14.6 Joint and several
All agreements on the part of either of the parties which comprise more than one person or entity shall be joint and several and the neuter singular gender throughout this agreement shall include all genders and the plural and the successor in title to the parties.
14.7 Proper law and jurisdiction
14.7.1 This agreement shall be governed by English law in every particular including formation and interpretation and shall be deemed to have been made in England.
14.7.2 Any proceedings arising out of or in connection with this agreement may be brought in any court of competent jurisdiction in England or Wales.
14.7.3 The submission by the parties to such jurisdiction shall not limit the right of the Company to commence any proceedings arising out of this agreement in any other jurisdiction it may consider appropriate.
14.7.4 Any notice of proceedings or other notices in connection with or which would give effect to such proceedings may without prejudice to any other method of service be served upon any party in accordance with clause 14.4.

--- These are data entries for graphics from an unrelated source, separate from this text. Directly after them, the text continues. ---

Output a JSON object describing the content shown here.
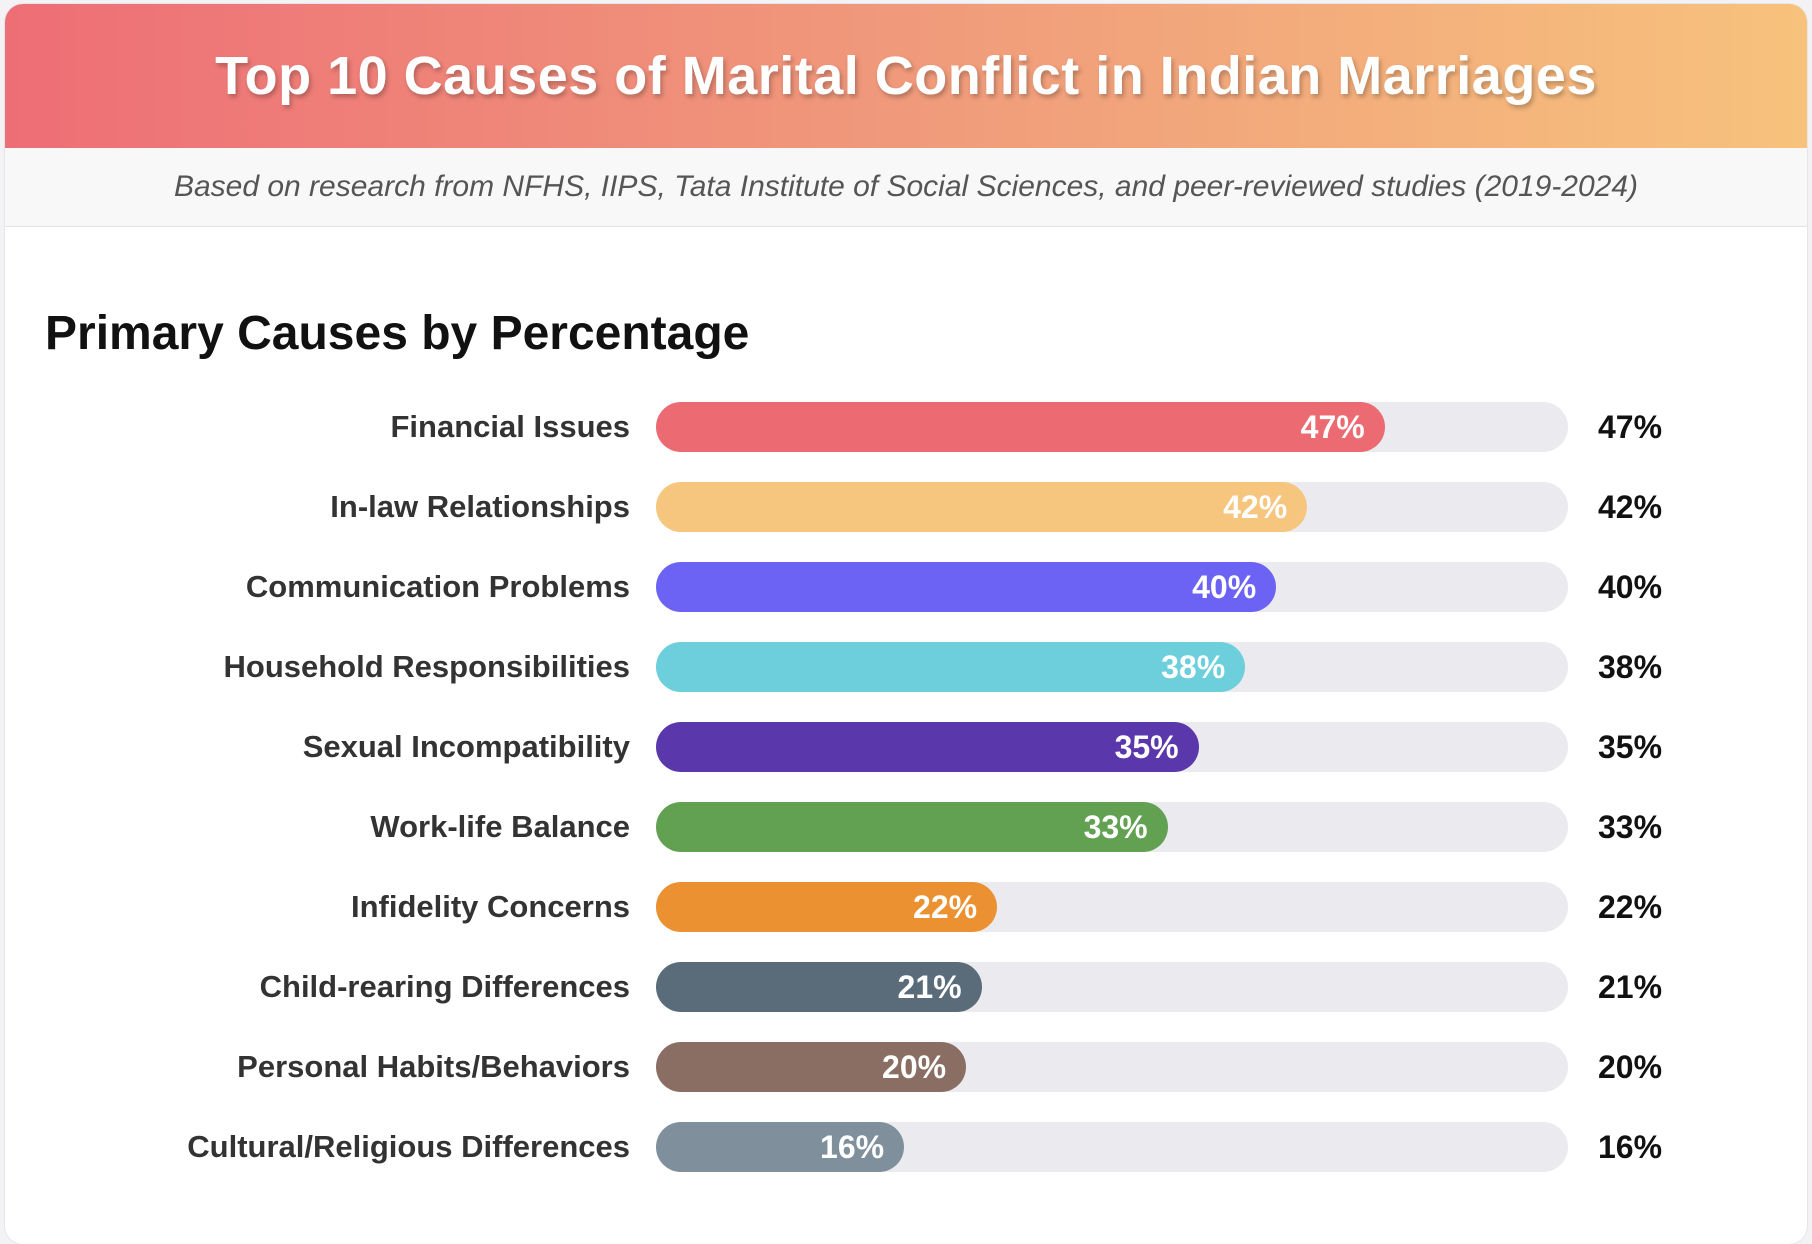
{
  "header": {
    "title": "Top 10 Causes of Marital Conflict in Indian Marriages",
    "subtitle": "Based on research from NFHS, IIPS, Tata Institute of Social Sciences, and peer-reviewed studies (2019-2024)"
  },
  "section": {
    "title": "Primary Causes by Percentage"
  },
  "chart_data": {
    "type": "bar",
    "orientation": "horizontal",
    "title": "Primary Causes by Percentage",
    "unit": "%",
    "xlim": [
      0,
      100
    ],
    "grid": false,
    "categories": [
      "Financial Issues",
      "In-law Relationships",
      "Communication Problems",
      "Household Responsibilities",
      "Sexual Incompatibility",
      "Work-life Balance",
      "Infidelity Concerns",
      "Child-rearing Differences",
      "Personal Habits/Behaviors",
      "Cultural/Religious Differences"
    ],
    "values": [
      47,
      42,
      40,
      38,
      35,
      33,
      22,
      21,
      20,
      16
    ],
    "labels": [
      "47%",
      "42%",
      "40%",
      "38%",
      "35%",
      "33%",
      "22%",
      "21%",
      "20%",
      "16%"
    ],
    "colors": [
      "#ec6b72",
      "#f6c67e",
      "#6c63f5",
      "#6ccfdb",
      "#5a38ab",
      "#62a152",
      "#ec9131",
      "#5a6b79",
      "#8a6e64",
      "#7f909c"
    ]
  }
}
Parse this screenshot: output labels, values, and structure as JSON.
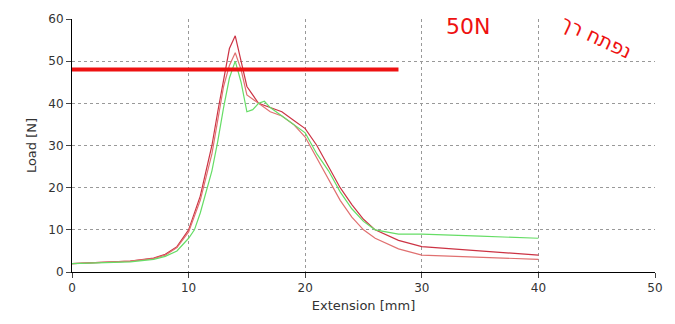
{
  "chart_data": {
    "type": "line",
    "x_label": "Extension [mm]",
    "y_label": "Load [N]",
    "xlim": [
      0,
      50
    ],
    "ylim": [
      0,
      60
    ],
    "xticks": [
      0,
      10,
      20,
      30,
      40,
      50
    ],
    "yticks": [
      0,
      10,
      20,
      30,
      40,
      50,
      60
    ],
    "grid": true,
    "series": [
      {
        "color": "#cc3344",
        "x": [
          0,
          3,
          5,
          7,
          8,
          9,
          10,
          11,
          12,
          12.5,
          13,
          13.5,
          14,
          14.5,
          15,
          16,
          17,
          18,
          19,
          20,
          21,
          22,
          23,
          24,
          25,
          26,
          28,
          30,
          35,
          40
        ],
        "values": [
          2,
          2.3,
          2.6,
          3.3,
          4.2,
          6,
          10,
          18,
          30,
          38,
          46,
          53,
          56,
          50,
          44,
          40,
          39,
          38,
          36,
          34,
          30,
          25,
          20,
          16,
          12.5,
          10,
          7.5,
          6,
          5,
          4
        ]
      },
      {
        "color": "#e07070",
        "x": [
          0,
          3,
          5,
          7,
          8,
          9,
          10,
          11,
          12,
          12.5,
          13,
          13.5,
          14,
          14.5,
          15,
          16,
          17,
          18,
          19,
          20,
          21,
          22,
          23,
          24,
          25,
          26,
          28,
          30,
          35,
          40
        ],
        "values": [
          2,
          2.3,
          2.6,
          3.2,
          4,
          5.8,
          9.5,
          17,
          28,
          36,
          44,
          49,
          52,
          48,
          42,
          40,
          38,
          37,
          35,
          32,
          27,
          22,
          17,
          13,
          10,
          8,
          5.5,
          4,
          3.5,
          3
        ]
      },
      {
        "color": "#66dd66",
        "x": [
          0,
          3,
          5,
          7,
          8,
          9,
          10,
          10.5,
          11,
          12,
          12.5,
          13,
          13.5,
          14,
          14.5,
          15,
          15.5,
          16,
          16.5,
          17,
          18,
          19,
          20,
          21,
          22,
          23,
          24,
          25,
          26,
          28,
          30,
          35,
          40
        ],
        "values": [
          2,
          2.2,
          2.4,
          3,
          3.7,
          5,
          8,
          10,
          14,
          24,
          31,
          39,
          46,
          50,
          45,
          38,
          38.5,
          40,
          40.5,
          39,
          37,
          35,
          33,
          28,
          24,
          19,
          15,
          12,
          10,
          9,
          9,
          8.5,
          8
        ]
      },
      {
        "color": "#ee1111",
        "line_style": "thick",
        "x": [
          0,
          28
        ],
        "values": [
          48,
          48
        ]
      }
    ],
    "annotations": [
      {
        "text": "50N",
        "color": "#ee1111"
      },
      {
        "text": "נפתח רך",
        "color": "#ee1111"
      }
    ]
  }
}
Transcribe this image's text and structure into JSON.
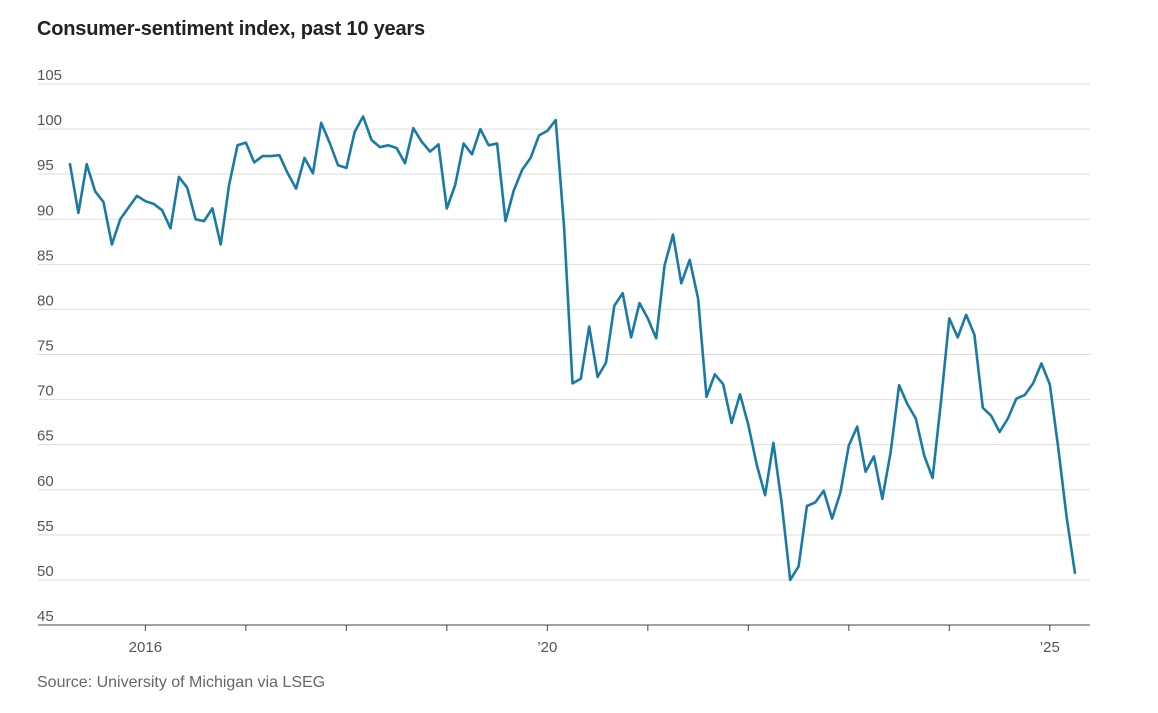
{
  "title": "Consumer-sentiment index, past 10 years",
  "source": "Source: University of Michigan via LSEG",
  "colors": {
    "line": "#1a7aa6",
    "grid": "#dddddd",
    "axis": "#444444"
  },
  "chart_data": {
    "type": "line",
    "title": "Consumer-sentiment index, past 10 years",
    "xlabel": "",
    "ylabel": "",
    "ylim": [
      45,
      105
    ],
    "yticks": [
      45,
      50,
      55,
      60,
      65,
      70,
      75,
      80,
      85,
      90,
      95,
      100,
      105
    ],
    "xticks": [
      {
        "label": "2016",
        "x": 2016
      },
      {
        "label": "",
        "x": 2017
      },
      {
        "label": "",
        "x": 2018
      },
      {
        "label": "",
        "x": 2019
      },
      {
        "label": "’20",
        "x": 2020
      },
      {
        "label": "",
        "x": 2021
      },
      {
        "label": "",
        "x": 2022
      },
      {
        "label": "",
        "x": 2023
      },
      {
        "label": "",
        "x": 2024
      },
      {
        "label": "’25",
        "x": 2025
      }
    ],
    "xlim": [
      2015.25,
      2025.4
    ],
    "x_start": 2015.25,
    "x_step_months": 1,
    "grid": true,
    "series": [
      {
        "values": [
          96.1,
          90.7,
          96.1,
          93.1,
          91.9,
          87.2,
          90.0,
          91.3,
          92.6,
          92.0,
          91.7,
          91.0,
          89.0,
          94.7,
          93.5,
          90.0,
          89.8,
          91.2,
          87.2,
          93.8,
          98.2,
          98.5,
          96.3,
          97.0,
          97.0,
          97.1,
          95.1,
          93.4,
          96.8,
          95.1,
          100.7,
          98.5,
          96.0,
          95.7,
          99.7,
          101.4,
          98.8,
          98.0,
          98.2,
          97.9,
          96.2,
          100.1,
          98.6,
          97.5,
          98.3,
          91.2,
          93.8,
          98.4,
          97.2,
          100.0,
          98.2,
          98.4,
          89.8,
          93.2,
          95.5,
          96.8,
          99.3,
          99.8,
          101.0,
          89.1,
          71.8,
          72.3,
          78.1,
          72.5,
          74.1,
          80.4,
          81.8,
          76.9,
          80.7,
          79.0,
          76.8,
          84.9,
          88.3,
          82.9,
          85.5,
          81.2,
          70.3,
          72.8,
          71.7,
          67.4,
          70.6,
          67.2,
          62.8,
          59.4,
          65.2,
          58.4,
          50.0,
          51.5,
          58.2,
          58.6,
          59.9,
          56.8,
          59.7,
          64.9,
          67.0,
          62.0,
          63.7,
          59.0,
          64.2,
          71.6,
          69.5,
          67.9,
          63.8,
          61.3,
          69.7,
          79.0,
          76.9,
          79.4,
          77.2,
          69.1,
          68.2,
          66.4,
          67.9,
          70.1,
          70.5,
          71.8,
          74.0,
          71.7,
          64.7,
          57.0,
          50.8
        ]
      }
    ]
  }
}
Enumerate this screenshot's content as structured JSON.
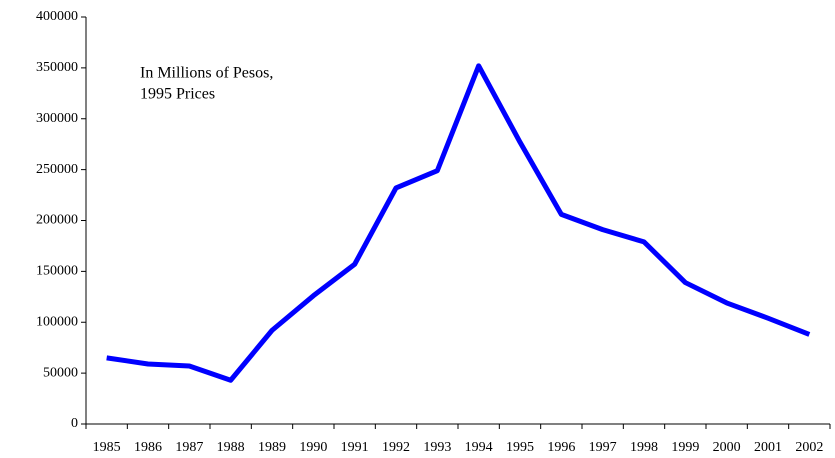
{
  "chart_data": {
    "type": "line",
    "annotation": [
      "In Millions of Pesos,",
      "1995 Prices"
    ],
    "categories": [
      "1985",
      "1986",
      "1987",
      "1988",
      "1989",
      "1990",
      "1991",
      "1992",
      "1993",
      "1994",
      "1995",
      "1996",
      "1997",
      "1998",
      "1999",
      "2000",
      "2001",
      "2002"
    ],
    "series": [
      {
        "color": "#0000ff",
        "values": [
          65000,
          59000,
          57000,
          43000,
          92000,
          126000,
          157000,
          232000,
          249000,
          352000,
          277000,
          206000,
          191000,
          179000,
          139000,
          119000,
          104000,
          88000
        ]
      }
    ],
    "ylim": [
      0,
      400000
    ],
    "yticks": [
      0,
      50000,
      100000,
      150000,
      200000,
      250000,
      300000,
      350000,
      400000
    ],
    "grid": false
  }
}
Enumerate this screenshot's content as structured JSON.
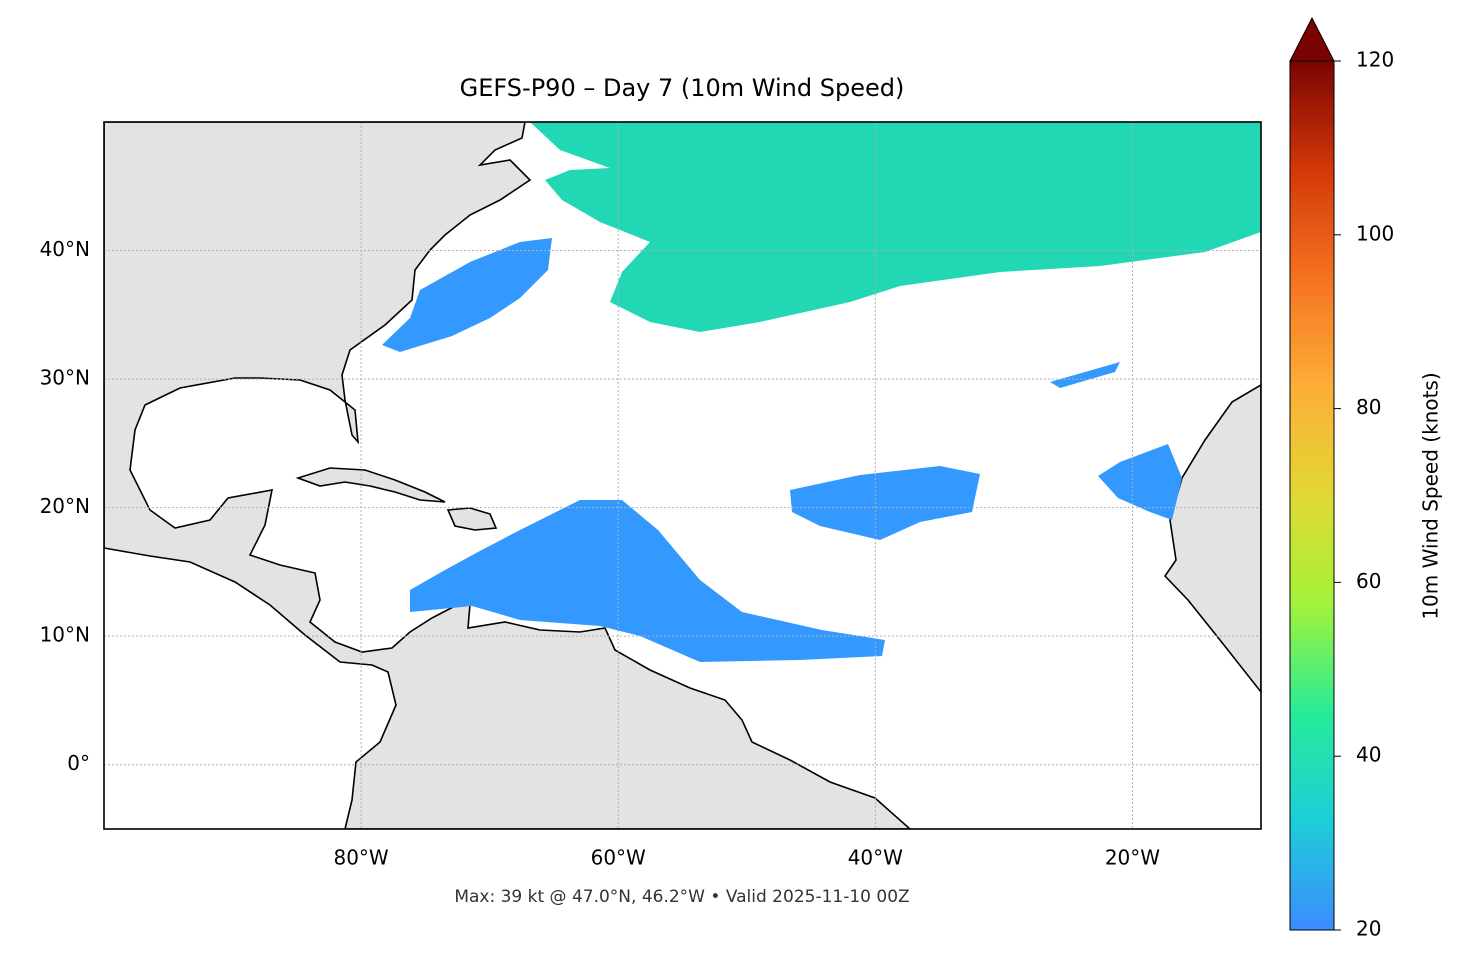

Failure by either party to enforce at any time or for any period any one or more of the terms or conditions of this agreement shall not be a waiver of them or the right at any time subsequently to enforce all terms and conditions of this agreement.
14.9 Status of Company
14.9.1 The Company, in furnishing services to the Client, is acting only as an independent contractor and neither party shall act as agent for or partner of the other party.
14.9.2 In such capacity, the Company shall bear exclusive responsibility for the payment of any tax liabilities arising out of remuneration for the work performed by the Company and its personnel under this agreement.
14.9.3 The Company and its personnel shall not be subject to directions from the Client as to the manner in which personnel shall perform work.
14.10 Assignment or sub-contracting
The Company shall be entitled to sub-contract any of its rights or duties under this agreement.
The Client shall not be entitled to withhold payment of any sum otherwise payable to the Company by reason of any claim, set-off or for damages in relation hereto.
In the event of any dispute arising between the parties in connection with this agreement, the parties will in good faith seek to resolve that dispute through mediation. The mediator shall be agreed upon within fourteen days of one party requesting mediation, failing which either party may refer to the Centre for Effective Dispute Resolution (“CEDR”) to appoint a Mediator.
Unless otherwise agreed, the parties shall share equally the costs of the mediation. if the parties fail to reach agreement in the structured negotiations within 60 days of the Mediator being appointed, or such longer period as may be agreed by the parties, or one of the parties refuses to participate in mediation then any dispute or difference between them may be referred to the Courts.
Nothing in this clause shall prevent either party seeking a preliminary injunction or other judicial relief at any time if in its judgment such action is necessary nor shall the Company be precluded from issuing proceedings or taking any other step in relation to the non-payment of monies due.